Chroniques

par pierre-jean tribbot

Леди Макбет Мценского уезда | Lady Macbeth de Mzensk
opéra de Dmitri Chostakovitch

Het Muziektheater, Amsterdam
- 25 juin 2006
© dno

Le mois de juin amstellodamois rime avec Holland Festival. Cette manifestation multidisciplinaire accorde une grande importance à la musique et à l’opéra. Ainsi les spectateurs de l’édition 2006 peuvent-ils se régaler de représentations de Dido and Aeneas de Purcell, de Zoroastre de Rameau, d’Angels in America d’Eötvös, de la création de l’opéra After Life du jeune compositeur batave Michael van der Aa et, surtout, d’une nouvelle production de Lady Macbeth de Mzensk de Dmitri Chostakovitch.

Ce spectacle de prestige, coproduit avec le Nederlandse Opera, propose les débuts dans la fosse locale du charismatique Mariss Jansons. Essentiellement connu pour ses prestations symphoniques, ce musicien a peu fréquenté le monde lyrique, sa dernière expérience en ce domaine remontant à une dizaine d’années où, chef permanent de la philharmonie d’Oslo, il s’était aventuré dans une version concertante de La Bohème. L’événement était d’autant plus important qu’il dirige son Koninklijk Concertgebouworkest pour son unique apparition annuelle au Muziektheater. De bout en bout, Mariss Jansons porte la partition à l’incandescence, fait sortir le drame de chaque note, de chaque nuance et inflexion. La formation hollandaise suit la moindre de ses sollicitations. Son excellente technique permet de faire un sort aux différentes polkas et valses qui émaillent l’opéra.
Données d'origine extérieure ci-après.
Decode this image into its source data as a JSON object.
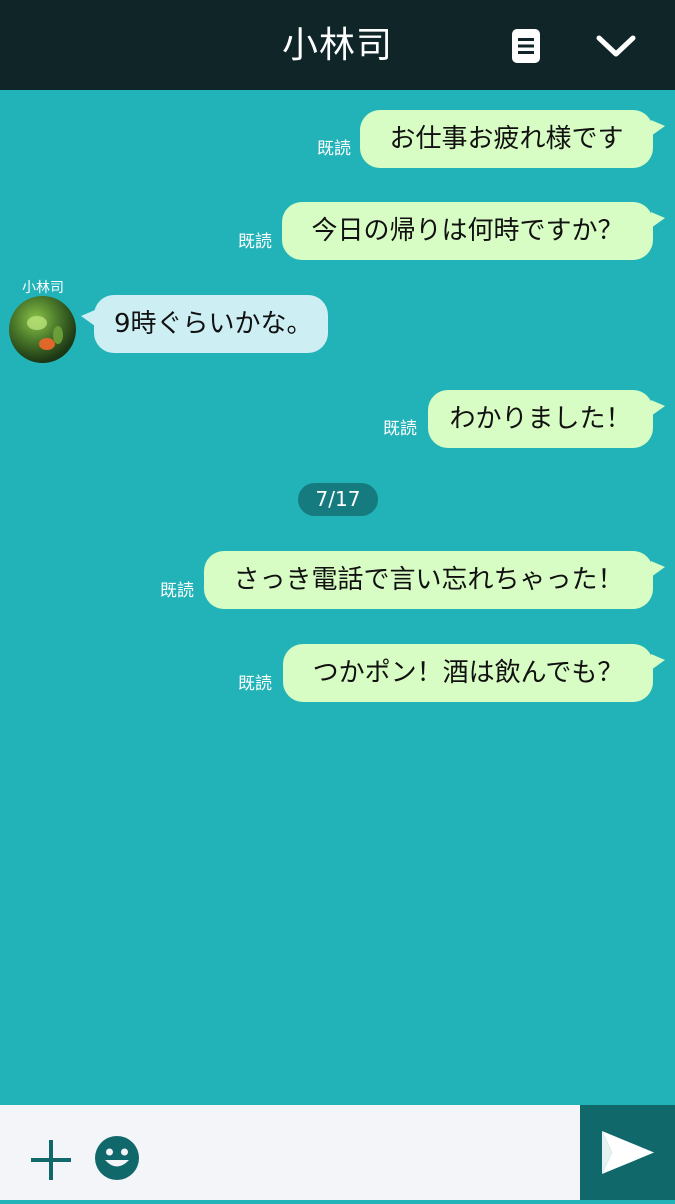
{
  "header": {
    "title": "小林司",
    "memo_icon": "memo-icon",
    "collapse_icon": "chevron-down-icon"
  },
  "chat": {
    "sender_name": "小林司",
    "read_label": "既読",
    "date_separator": "7/17",
    "messages": [
      {
        "direction": "out",
        "text": "お仕事お疲れ様です",
        "read": "既読"
      },
      {
        "direction": "out",
        "text": "今日の帰りは何時ですか？",
        "read": "既読"
      },
      {
        "direction": "in",
        "text": "9時ぐらいかな。",
        "sender": "小林司"
      },
      {
        "direction": "out",
        "text": "わかりました！",
        "read": "既読"
      },
      {
        "direction": "out",
        "text": "さっき電話で言い忘れちゃった！",
        "read": "既読"
      },
      {
        "direction": "out",
        "text": "つかポン！酒は飲んでも？",
        "read": "既読"
      }
    ]
  },
  "input_bar": {
    "message_value": "",
    "message_placeholder": "",
    "plus_icon": "plus-icon",
    "emoji_icon": "emoji-icon",
    "send_icon": "send-icon"
  },
  "colors": {
    "header_bg": "#0f2528",
    "chat_bg": "#22b3b8",
    "outgoing_bubble": "#d8fdc4",
    "incoming_bubble": "#cdeff4",
    "date_chip": "#167b7f",
    "send_button": "#11686b",
    "input_bar_bg": "#f3f5f8"
  }
}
La mise en scène est dévolue à l’Autrichien Martin Kušej ; actuel directeur de la partie théâtrale du Salzburger Festspiele, ce scénographe possède déjà une haute réputation pour son travail à l’opéra de Stuttgart - Die Gezeichneten [lire notre chronique du 18 avril 2004], Otello – et à Salzbourg – Don Giovanni et La Clemenzadi Tito. Dans un imposant décor de bois de Martin Zehetgruber d’où n’émerge qu’une cabane de verre, Kušej dirige une action intense qui exacerbe les conflits entre personnages, comme les violences sexuelles, et renforce l’oppression sociale autour de l’héroïne.Le metteur en scène évite toute caricature et interprétation réductrice des protagonistes. Il insiste sur une médiocrité qui se cache mal derrière le prestige social lié à leurs habits ou leurs uniformes. Le dernier acte, qui voit les détenus errer dans un sous-sol humide à la recherche d’une quelconque satisfaction affective, est d’un impact saisissant, tout comme l’arrivée souterraine des policiers lors des noces de Sergeï et Katerina. Le travail scénographique s’affirme comme l’une des plus intelligentes réalisations de la saison, véritable vision de fond qui illumine le propos d’une œuvre aux multiples facettes.

La réussite musicale se poursuit avec une équipe vocale d’un niveau stupéfiant. Le soprano hollandais Eva-Maria Westbroek ne possède peut-être pas le timbre et l’agilité vocale les plus impressionnants du moment, mais sa technique et son engagement dramatique soulèvent l’enthousiasme. Fidèle de ce rôle qu’il chante sur toutes les grandes scènes mondiales, Christopher Ventris est LE Sergeï du moment ; le timbre, l’aisance vocale et la compréhension du rôle n’ont pas d’équivalent aujourd’hui. Le reste de la nombreuse distribution est du même niveau. On y remarque de solides venus des principales troupes d’Europe de l’Est : Alexandre Kravets, Alexander Vassiliev, Nikita Strorojev, Valentin Jar, Vladimir Vaneev, Wojtek Okraska ; des artistes hollandais : Martin Vijgenboom, Jan Polak, Ruud Fiselier, Jan Major, Leo Geers, Harry Teenwen, Cor de Wit ; ainsi qu’une Britannique, Carole Wilson, et une Américaine, Lani Poulson. Le chœur de l’Opéra d’Amsterdam, visiblement galvanisé par l’enjeu, est imposant d’homogénéité et de projection.

Cet extraordinaire spectacle clôt une saison d’un haut niveau. À l’exception d’un assez décevant Simon Boccanegra, le public néerlandais a pu assister à des productions exceptionnelles magnifiées par la présence de grands chefs d’orchestre comme Carlo Rizzi ou Ingo Metzmacher, directeur musical de la maison, mais aussi par le travail de grands metteurs en scène à l’image de Pierre Audi, Peter Stein, Richard Jones, Peter Mussbach.